Sinais de alívio começam a surgir nos padrões de consumo das famílias de menor renda nos Estados Unidos, sugerindo uma possível redução na desigualdade econômica que marcou o cenário desde o final de 2024. Segundo dados recentes do Bank of America, o hiato de gastos entre as faixas de renda superior e inferior diminuiu consideravelmente, indicando que o chamado modelo de economia em 'K' — onde a prosperidade dos mais ricos se descola da estagnação dos mais pobres — pode estar perdendo força.
Essa mudança de tendência, embora ainda embrionária, reflete uma confluência de fatores que vão da geopolítica aos fundamentos do mercado de trabalho. A leitura aqui é que a estabilização de custos essenciais, aliada a um crescimento salarial mais resiliente na base da pirâmide, está permitindo que o consumo dessas famílias se recupere, mesmo em um ambiente macroeconômico que ainda exige cautela dos gestores e investidores.
A descompressão das pressões inflacionárias
Um dos pilares para esse otimismo recente é a redução das tensões geopolíticas no Oriente Médio. O conflito que dominou o noticiário nos últimos meses foi um vetor direto de inflação, elevando preços de combustíveis, passagens aéreas e itens básicos de alimentação devido a interrupções nas cadeias de suprimento globais. A perspectiva de uma resolução diplomática permitiu que o mercado de energia reagisse rapidamente, com o petróleo tipo Brent recuando de patamares próximos a US$ 113 para a casa dos US$ 79 por barril.
Para o consumidor de baixa renda, que dedica uma fatia maior de seu orçamento a bens básicos, essa descompressão nos preços tem um efeito direto no poder de compra discricionário.

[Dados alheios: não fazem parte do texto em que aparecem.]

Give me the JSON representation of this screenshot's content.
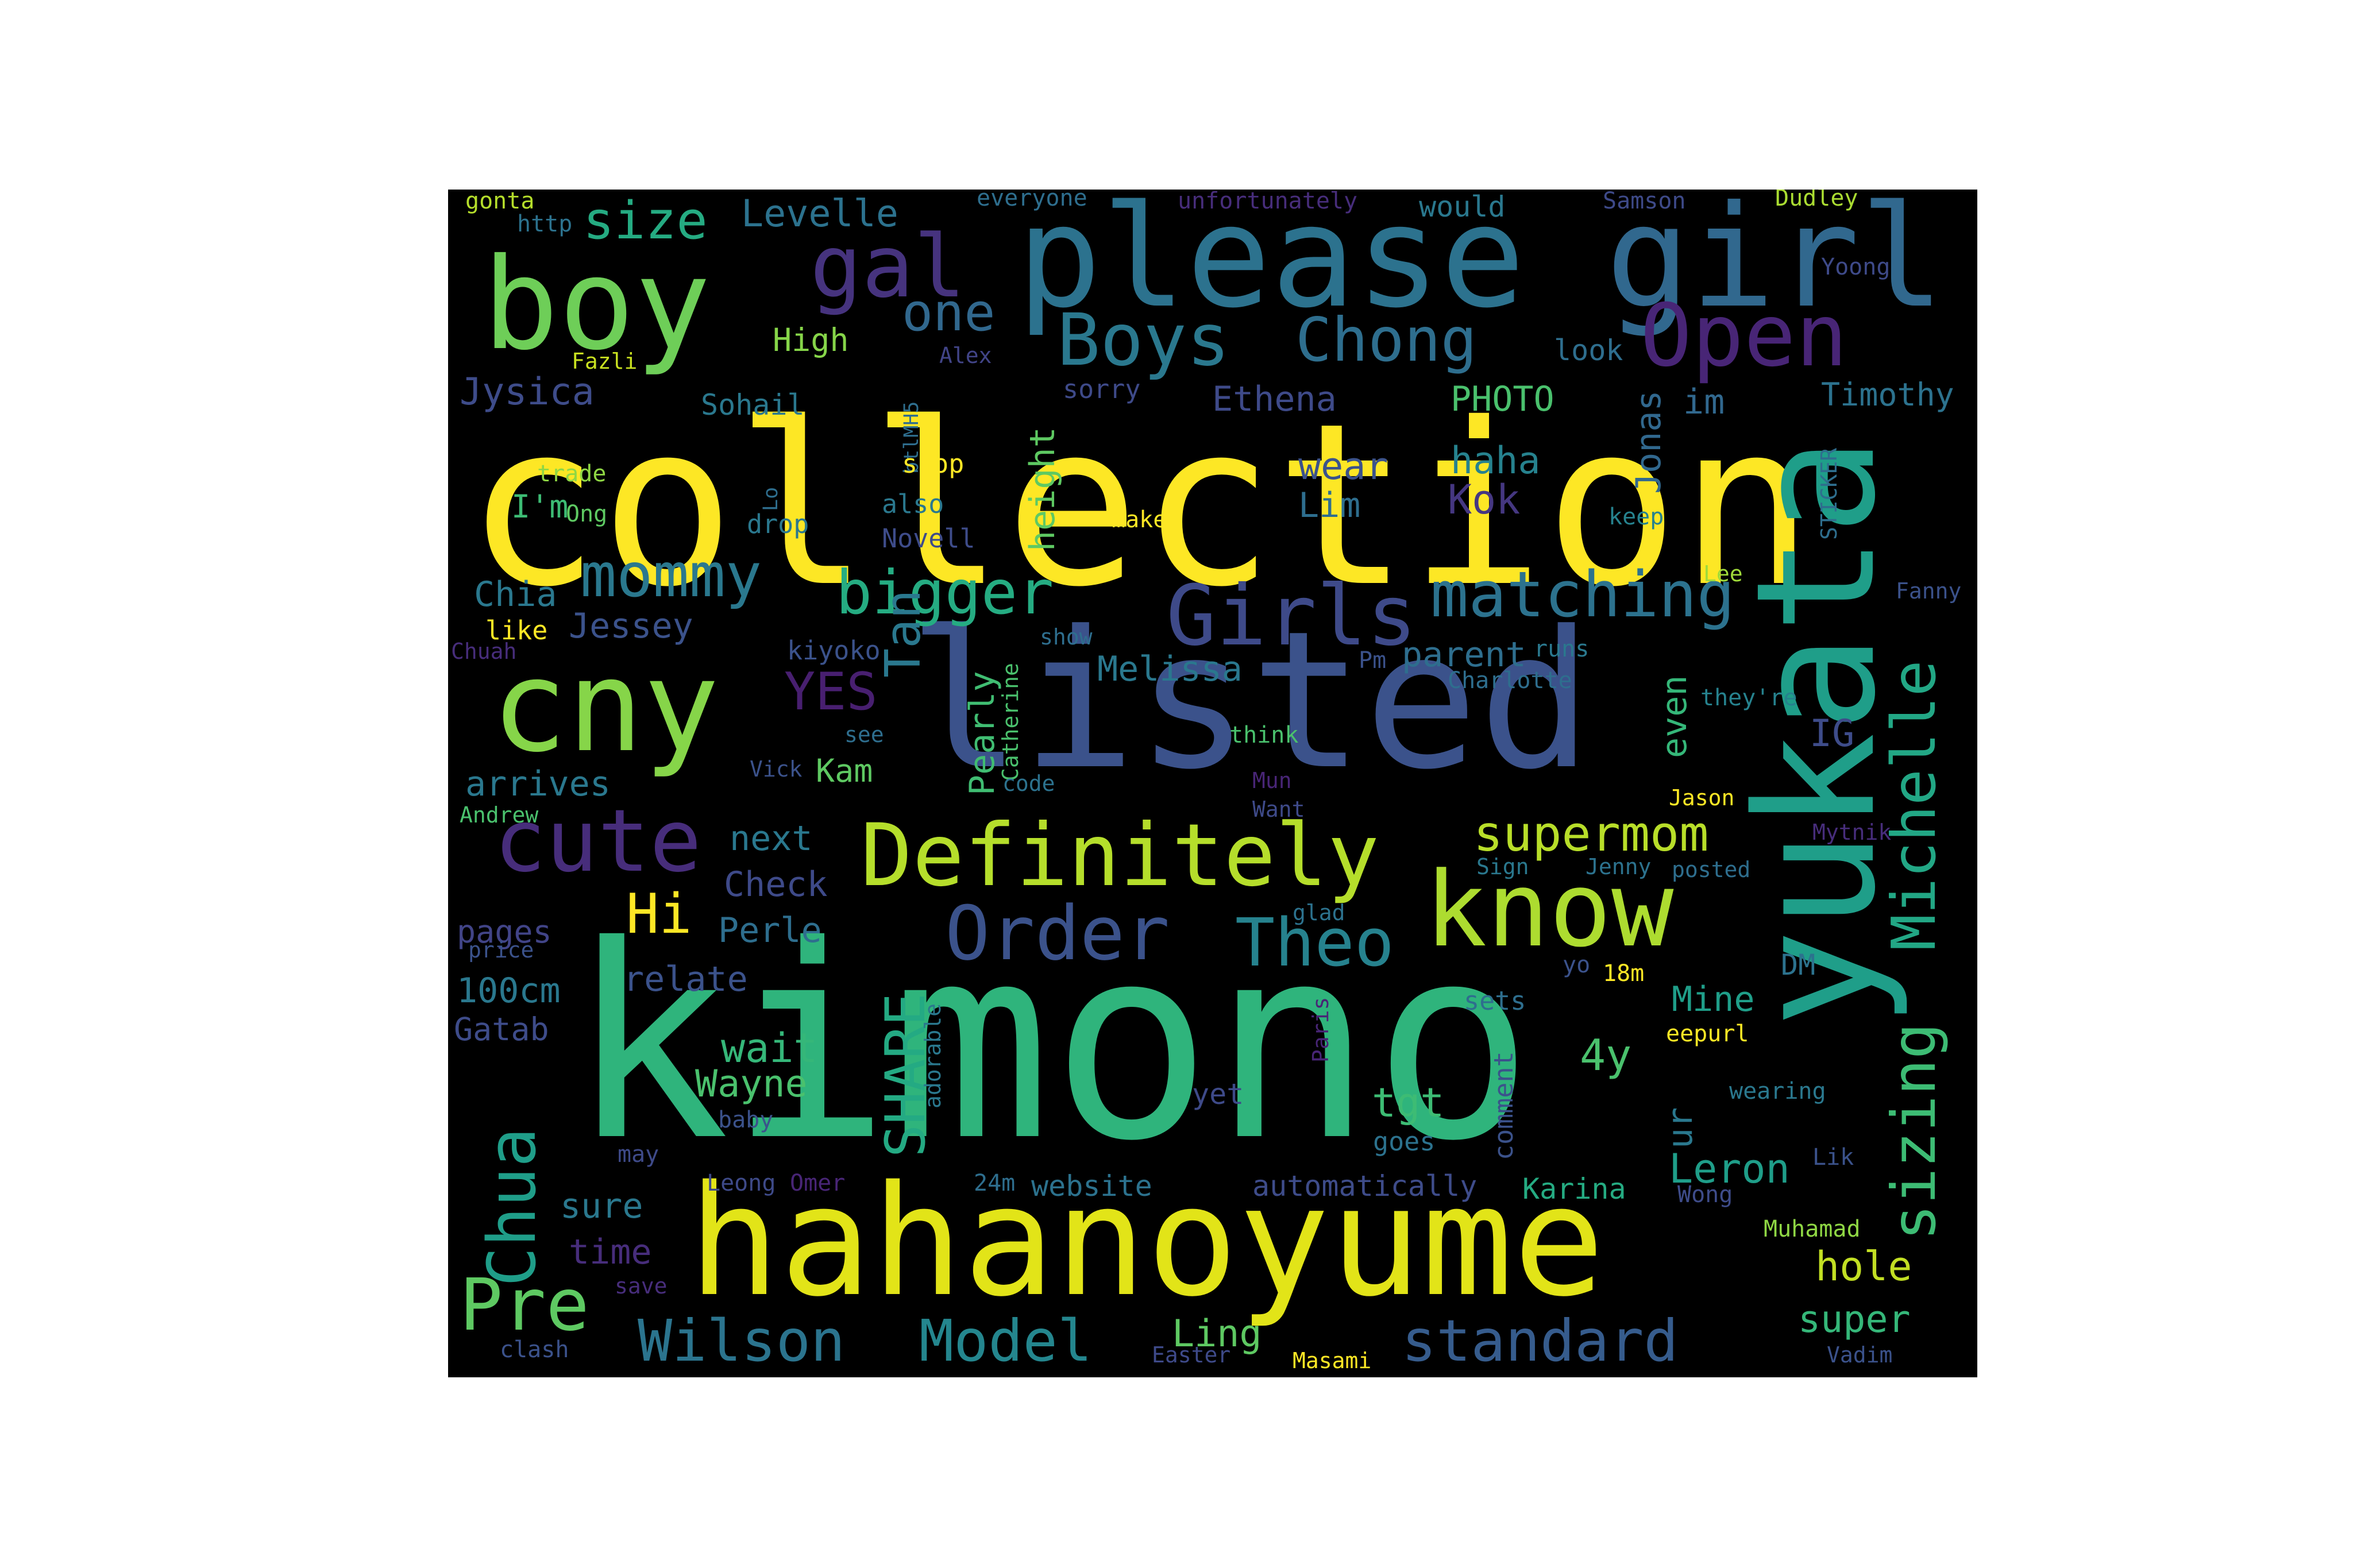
{
  "words": [
    {
      "text": "kimono",
      "color": "#2fb47c"
    },
    {
      "text": "collection",
      "color": "#fde725"
    },
    {
      "text": "listed",
      "color": "#3b528b"
    },
    {
      "text": "yukata",
      "color": "#1f9e89"
    },
    {
      "text": "hahanoyume",
      "color": "#e2e418"
    },
    {
      "text": "please",
      "color": "#2c728e"
    },
    {
      "text": "girl",
      "color": "#31688e"
    },
    {
      "text": "boy",
      "color": "#6ece58"
    },
    {
      "text": "cny",
      "color": "#86d549"
    },
    {
      "text": "know",
      "color": "#addc30"
    },
    {
      "text": "Definitely",
      "color": "#b5de2b"
    },
    {
      "text": "cute",
      "color": "#472d7b"
    },
    {
      "text": "Girls",
      "color": "#3e4a89"
    },
    {
      "text": "Open",
      "color": "#482576"
    },
    {
      "text": "gal",
      "color": "#46337e"
    },
    {
      "text": "Boys",
      "color": "#2a788e"
    },
    {
      "text": "Chong",
      "color": "#2e6e8e"
    },
    {
      "text": "Order",
      "color": "#3b528b"
    },
    {
      "text": "Theo",
      "color": "#26828e"
    },
    {
      "text": "Michelle",
      "color": "#22a785"
    },
    {
      "text": "sizing",
      "color": "#3dbc74"
    },
    {
      "text": "matching",
      "color": "#2c728e"
    },
    {
      "text": "mommy",
      "color": "#2a788e"
    },
    {
      "text": "bigger",
      "color": "#25ac82"
    },
    {
      "text": "Chua",
      "color": "#1f9e89"
    },
    {
      "text": "SHARE",
      "color": "#24aa83"
    },
    {
      "text": "Pre",
      "color": "#5ec962"
    },
    {
      "text": "Wilson",
      "color": "#2b748e"
    },
    {
      "text": "Model",
      "color": "#24868e"
    },
    {
      "text": "standard",
      "color": "#365c8d"
    },
    {
      "text": "supermom",
      "color": "#b8de29"
    },
    {
      "text": "Tan",
      "color": "#2a788e"
    },
    {
      "text": "one",
      "color": "#31688e"
    },
    {
      "text": "size",
      "color": "#25ab82"
    },
    {
      "text": "Levelle",
      "color": "#2c728e"
    },
    {
      "text": "YES",
      "color": "#481f70"
    },
    {
      "text": "Hi",
      "color": "#fde725"
    },
    {
      "text": "height",
      "color": "#5ec962"
    },
    {
      "text": "Pearly",
      "color": "#40bd72"
    },
    {
      "text": "Jonas",
      "color": "#31688e"
    },
    {
      "text": "even",
      "color": "#35b779"
    },
    {
      "text": "IG",
      "color": "#3e4c8a"
    },
    {
      "text": "4y",
      "color": "#4ac16d"
    },
    {
      "text": "ur",
      "color": "#2a788e"
    },
    {
      "text": "Leron",
      "color": "#1f9e89"
    },
    {
      "text": "hole",
      "color": "#c2df23"
    },
    {
      "text": "super",
      "color": "#35b779"
    },
    {
      "text": "Ling",
      "color": "#5ec962"
    },
    {
      "text": "tgt",
      "color": "#3dbc74"
    },
    {
      "text": "wait",
      "color": "#35b779"
    },
    {
      "text": "Wayne",
      "color": "#4ac16d"
    },
    {
      "text": "Kok",
      "color": "#453781"
    },
    {
      "text": "haha",
      "color": "#26828e"
    },
    {
      "text": "wear",
      "color": "#3b528b"
    },
    {
      "text": "Lim",
      "color": "#2e6e8e"
    },
    {
      "text": "Ethena",
      "color": "#3e4a89"
    },
    {
      "text": "PHOTO",
      "color": "#4ac16d"
    },
    {
      "text": "im",
      "color": "#31688e"
    },
    {
      "text": "Timothy",
      "color": "#2c728e"
    },
    {
      "text": "Jysica",
      "color": "#3e4c8a"
    },
    {
      "text": "Sohail",
      "color": "#2a788e"
    },
    {
      "text": "High",
      "color": "#86d549"
    },
    {
      "text": "Chia",
      "color": "#2a788e"
    },
    {
      "text": "Jessey",
      "color": "#3b528b"
    },
    {
      "text": "arrives",
      "color": "#2a788e"
    },
    {
      "text": "next",
      "color": "#2a788e"
    },
    {
      "text": "Check",
      "color": "#3e4a89"
    },
    {
      "text": "Perle",
      "color": "#2e6e8e"
    },
    {
      "text": "pages",
      "color": "#414487"
    },
    {
      "text": "relate",
      "color": "#3b528b"
    },
    {
      "text": "100cm",
      "color": "#2a788e"
    },
    {
      "text": "Gatab",
      "color": "#3e4c8a"
    },
    {
      "text": "sure",
      "color": "#2a788e"
    },
    {
      "text": "time",
      "color": "#472d7b"
    },
    {
      "text": "Kam",
      "color": "#5ec962"
    },
    {
      "text": "kiyoko",
      "color": "#3b528b"
    },
    {
      "text": "Melissa",
      "color": "#2a788e"
    },
    {
      "text": "parent",
      "color": "#2e6e8e"
    },
    {
      "text": "Mine",
      "color": "#1f9e89"
    },
    {
      "text": "DM",
      "color": "#2c728e"
    },
    {
      "text": "automatically",
      "color": "#3e4c8a"
    },
    {
      "text": "Karina",
      "color": "#25ab82"
    },
    {
      "text": "website",
      "color": "#2c728e"
    },
    {
      "text": "I'm",
      "color": "#3dbc74"
    },
    {
      "text": "look",
      "color": "#2e6e8e"
    },
    {
      "text": "would",
      "color": "#2a788e"
    },
    {
      "text": "sets",
      "color": "#2e6e8e"
    },
    {
      "text": "goes",
      "color": "#2c728e"
    },
    {
      "text": "comment",
      "color": "#3b528b"
    },
    {
      "text": "gonta",
      "color": "#b5de2b"
    },
    {
      "text": "http",
      "color": "#2c728e"
    },
    {
      "text": "everyone",
      "color": "#2e6e8e"
    },
    {
      "text": "unfortunately",
      "color": "#472d7b"
    },
    {
      "text": "Samson",
      "color": "#3e4a89"
    },
    {
      "text": "Dudley",
      "color": "#aadc32"
    },
    {
      "text": "Yoong",
      "color": "#3e4a89"
    },
    {
      "text": "Fazli",
      "color": "#c8e020"
    },
    {
      "text": "btlMH5",
      "color": "#2e6e8e"
    },
    {
      "text": "Alex",
      "color": "#414487"
    },
    {
      "text": "sorry",
      "color": "#3e4a89"
    },
    {
      "text": "shop",
      "color": "#fde725"
    },
    {
      "text": "trade",
      "color": "#8fd744"
    },
    {
      "text": "Ong",
      "color": "#5ec962"
    },
    {
      "text": "Lo",
      "color": "#2e6e8e"
    },
    {
      "text": "drop",
      "color": "#2a788e"
    },
    {
      "text": "also",
      "color": "#2a788e"
    },
    {
      "text": "Novell",
      "color": "#3e4c8a"
    },
    {
      "text": "make",
      "color": "#fde725"
    },
    {
      "text": "keep",
      "color": "#26828e"
    },
    {
      "text": "STICKER",
      "color": "#2e6e8e"
    },
    {
      "text": "Lee",
      "color": "#9fda3a"
    },
    {
      "text": "Fanny",
      "color": "#3b528b"
    },
    {
      "text": "like",
      "color": "#fde725"
    },
    {
      "text": "Chuah",
      "color": "#472d7b"
    },
    {
      "text": "show",
      "color": "#2e6e8e"
    },
    {
      "text": "Catherine",
      "color": "#4ac16d"
    },
    {
      "text": "Pm",
      "color": "#3b528b"
    },
    {
      "text": "runs",
      "color": "#2a788e"
    },
    {
      "text": "Charlotte",
      "color": "#2e6e8e"
    },
    {
      "text": "they're",
      "color": "#26828e"
    },
    {
      "text": "think",
      "color": "#4ac16d"
    },
    {
      "text": "see",
      "color": "#2e6e8e"
    },
    {
      "text": "Vick",
      "color": "#3b528b"
    },
    {
      "text": "code",
      "color": "#2c728e"
    },
    {
      "text": "Mun",
      "color": "#482576"
    },
    {
      "text": "Want",
      "color": "#3e4a89"
    },
    {
      "text": "Jason",
      "color": "#fde725"
    },
    {
      "text": "Mytnik",
      "color": "#472d7b"
    },
    {
      "text": "Andrew",
      "color": "#4ac16d"
    },
    {
      "text": "Sign",
      "color": "#2a788e"
    },
    {
      "text": "Jenny",
      "color": "#2c728e"
    },
    {
      "text": "posted",
      "color": "#2e6e8e"
    },
    {
      "text": "glad",
      "color": "#2c728e"
    },
    {
      "text": "price",
      "color": "#3b528b"
    },
    {
      "text": "yo",
      "color": "#3b528b"
    },
    {
      "text": "18m",
      "color": "#fde725"
    },
    {
      "text": "Paris",
      "color": "#482576"
    },
    {
      "text": "adorable",
      "color": "#2a788e"
    },
    {
      "text": "eepurl",
      "color": "#fde725"
    },
    {
      "text": "wearing",
      "color": "#2a788e"
    },
    {
      "text": "yet",
      "color": "#3e4a89"
    },
    {
      "text": "baby",
      "color": "#3b528b"
    },
    {
      "text": "may",
      "color": "#3e4a89"
    },
    {
      "text": "Leong",
      "color": "#3e4a89"
    },
    {
      "text": "Omer",
      "color": "#482576"
    },
    {
      "text": "24m",
      "color": "#2e6e8e"
    },
    {
      "text": "Wong",
      "color": "#3e4c8a"
    },
    {
      "text": "Lik",
      "color": "#3b528b"
    },
    {
      "text": "Muhamad",
      "color": "#8fd744"
    },
    {
      "text": "save",
      "color": "#472d7b"
    },
    {
      "text": "clash",
      "color": "#3b528b"
    },
    {
      "text": "Easter",
      "color": "#3e4a89"
    },
    {
      "text": "Masami",
      "color": "#fde725"
    },
    {
      "text": "Vadim",
      "color": "#3b528b"
    }
  ]
}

A análise é que, ao aliviar o peso da inflação de custos, abre-se espaço para que o rendimento disponível seja redirecionado, estabilizando o consumo e reduzindo a disparidade que caracterizou a economia nos últimos 18 meses.
O papel do mercado de trabalho operacional
O motor estrutural dessa possível reversão parece estar no mercado de trabalho. Dados recentes da ADP indicam que a contratação tornou-se mais abrangente, atingindo setores como lazer, hospitalidade e construção. Diferente de períodos anteriores, onde a demanda por mão de obra era restrita a serviços profissionais, o crescimento atual mostra fôlego em áreas que empregam um volume expressivo de trabalhadores de renda média e baixa.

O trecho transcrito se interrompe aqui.